The upshot of this is that I'm a lacto-vegetarian. I did consider becoming vegan, but as my experience of vegans was not inspiring (most appearing to be malnourished) I settled on vegetarian as a balance/compromise.

I accept that other people choose to eat meat, but do think the law should impose the highest welfare standards practicable.
 
The upshot of this is that I'm a lacto-vegetarian.

I have never quite got my head around Lacto-vegetarianism from a moral stand point.
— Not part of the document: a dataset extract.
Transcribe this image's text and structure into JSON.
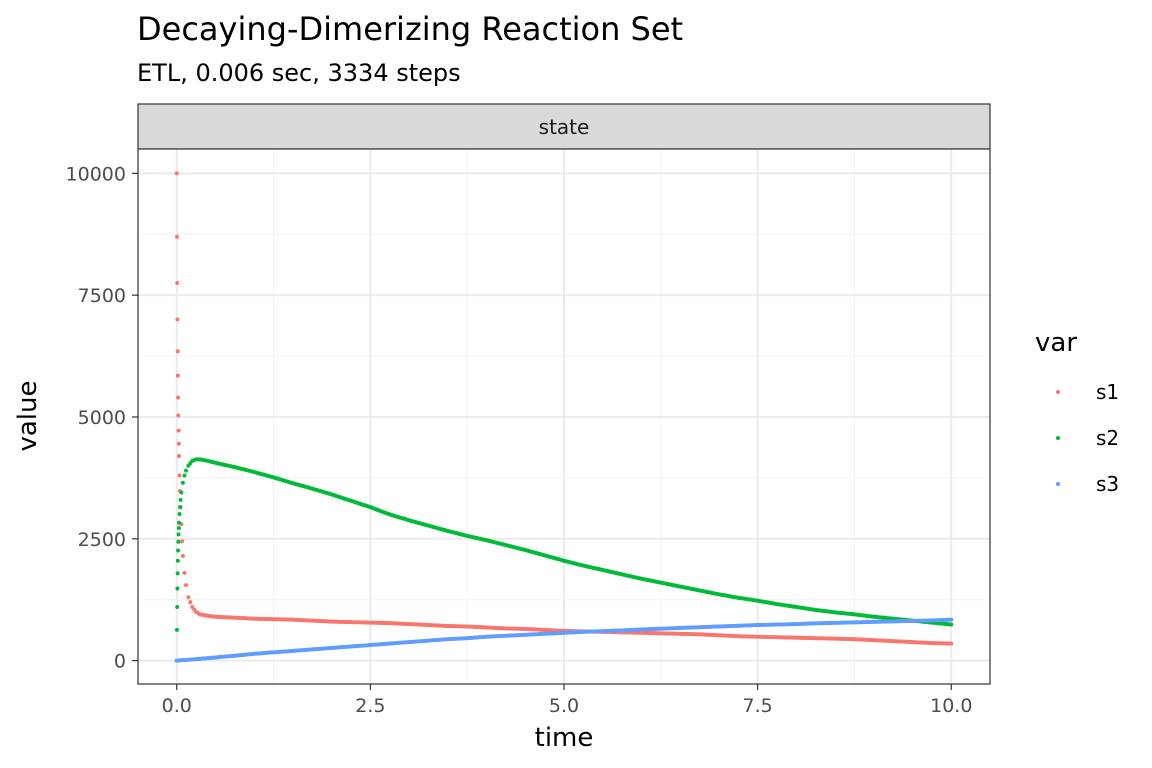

It conveniently avoids the fact that it is only possible because of carnivores like myself (IMO) due to the fact that if we all became Laco-vegetarians half the calves would be slaughtered at birth. Not to me acceptable on moral grounds.
 
I have never quite got my head around Lacto-vegetarianism from a moral stand point.

It conveniently avoids the fact that it is only possible because of carnivores like myself (IMO) due to the fact that if we all became Laco-vegetarians half the calves would be slaughtered at birth. Not to me acceptable on moral grounds.

You're quite right of course- but, as I say, it's a compromise. The way I look at it, animals have died for my benefit, but a lot less than if I eat meat several times a week- and I think compromising my own health would be going too far.

Life is never black and white, always shades of grey.